Posted by Eli Linton on November 21st, 2013

Eli Linton is a RTC correspondent. He filed this report after Wednesday night’s game between Wichita State and Tulsa in Tulsa. 

While the search continues for the mid-majors that have the talent and chemistry to emerge as this year’s Wichita State, the actual Wichita State is looking to build on its Final Four success and reach the next level of sustained excellence, much like Gonzaga and Butler from recent years. On Wednesday night in Tulsa, the Shockers improved to 5-0 after a convincing 77-54 win over the home town university. But a key trend is noticeable — the Shockers have struggled to establish a rhythm in any of those wins until the second half, and they have looked very beatable along the way.
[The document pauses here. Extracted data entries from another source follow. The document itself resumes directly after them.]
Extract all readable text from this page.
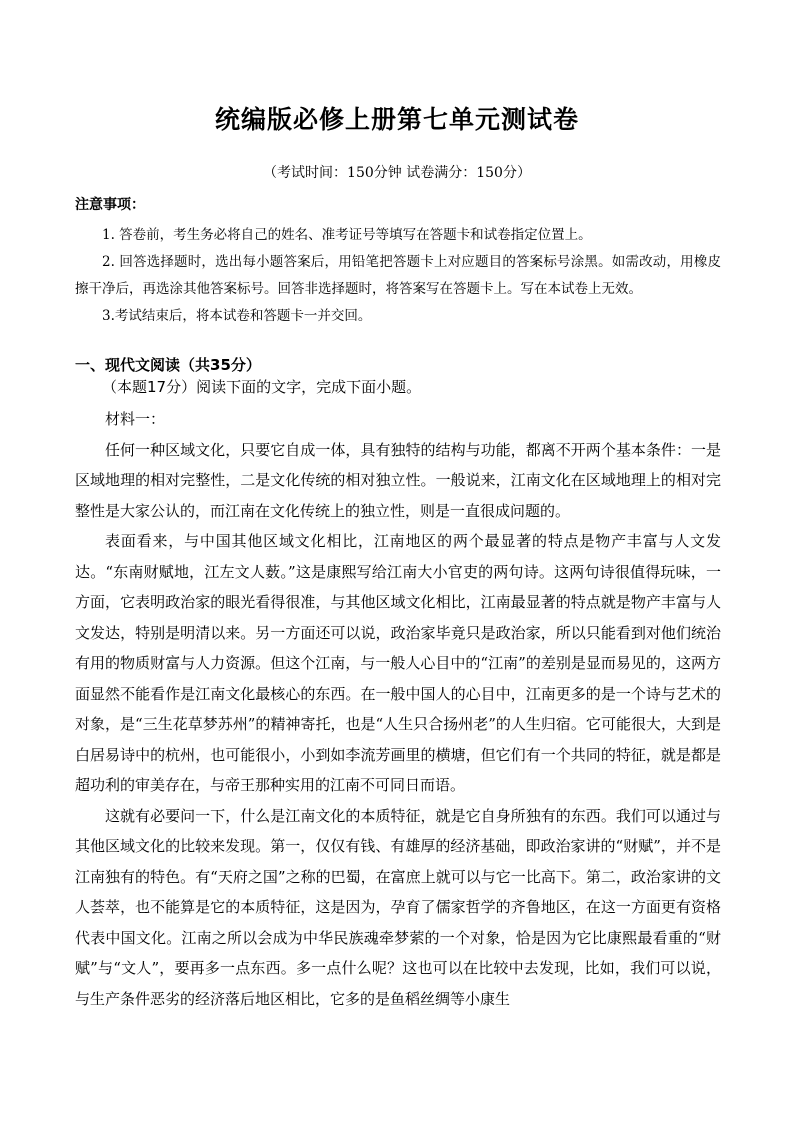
统编版必修上册第七单元测试卷
（考试时间：150分钟 试卷满分：150分）
注意事项：
1. 答卷前，考生务必将自己的姓名、准考证号等填写在答题卡和试卷指定位置上。
2. 回答选择题时，选出每小题答案后，用铅笔把答题卡上对应题目的答案标号涂黑。如需改动，用橡皮擦干净后，再选涂其他答案标号。回答非选择题时，将答案写在答题卡上。写在本试卷上无效。
3.考试结束后，将本试卷和答题卡一并交回。
一、现代文阅读（共35分）
（本题17分）阅读下面的文字，完成下面小题。

材料一：

任何一种区域文化，只要它自成一体，具有独特的结构与功能，都离不开两个基本条件：一是区域地理的相对完整性，二是文化传统的相对独立性。一般说来，江南文化在区域地理上的相对完整性是大家公认的，而江南在文化传统上的独立性，则是一直很成问题的。

表面看来，与中国其他区域文化相比，江南地区的两个最显著的特点是物产丰富与人文发达。“东南财赋地，江左文人薮。”这是康熙写给江南大小官吏的两句诗。这两句诗很值得玩味，一方面，它表明政治家的眼光看得很准，与其他区域文化相比，江南最显著的特点就是物产丰富与人文发达，特别是明清以来。另一方面还可以说，政治家毕竟只是政治家，所以只能看到对他们统治有用的物质财富与人力资源。但这个江南，与一般人心目中的“江南”的差别是显而易见的，这两方面显然不能看作是江南文化最核心的东西。在一般中国人的心目中，江南更多的是一个诗与艺术的对象，是“三生花草梦苏州”的精神寄托，也是“人生只合扬州老”的人生归宿。它可能很大，大到是白居易诗中的杭州，也可能很小，小到如李流芳画里的横塘，但它们有一个共同的特征，就是都是超功利的审美存在，与帝王那种实用的江南不可同日而语。

这就有必要问一下，什么是江南文化的本质特征，就是它自身所独有的东西。我们可以通过与其他区域文化的比较来发现。第一，仅仅有钱、有雄厚的经济基础，即政治家讲的“财赋”，并不是江南独有的特色。有“天府之国”之称的巴蜀，在富庶上就可以与它一比高下。第二，政治家讲的文人荟萃，也不能算是它的本质特征，这是因为，孕育了儒家哲学的齐鲁地区，在这一方面更有资格代表中国文化。江南之所以会成为中华民族魂牵梦萦的一个对象，恰是因为它比康熙最看重的“财赋”与“文人”，要再多一点东西。多一点什么呢？这也可以在比较中去发现，比如，我们可以说，与生产条件恶劣的经济落后地区相比，它多的是鱼稻丝绸等小康生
For nearly the entire game against Tulsa, they didn’t even remotely look worthy of their #14 national ranking.

Fred VanVleet and the Shockers are feeling what it is like to get everyone's best shot. (USA TODAY Sports)

Fred VanVleet and the Shockers are feeling what it is like to get everyone’s best shot. (USA TODAY Sports)

Gregg Marshall alluded to the fact that this road game would be the first big test of the year and he was right. The Shockers looked sluggish and a little sloppy right out of the gate as they only managed eight points in the first five minutes of play. Tulsa was clearly outmatched in talent, but they were aggressive and gained confidence as the game wore on. The Shockers couldn’t figure out the Hurricane’s zone defense in the first half, and their own full-court press was ineffective, leading to some easy buckets for the home team. The game was tied at the half, but it wasn’t until nine minutes left in the game did the Shockers finally gain the lead for good and take momentum by forcing Tulsa into some turnovers and knocking down some three-pointers. The only time the Shockers showed flashes of that Final Four team came with 5:30 to go when Tulsa made one last surge to cut the lead to 63-53, but threes by Fred VanVleet and Ron Baker, a dunk, and a steal on four straight possessions sealed the game and emptied the seats. It lasted just two minutes, but it was the only time the Shockers were in complete control. VanVleet and Baker were outstanding, both scoring 21 points each on a combined 14-of-23 shooting.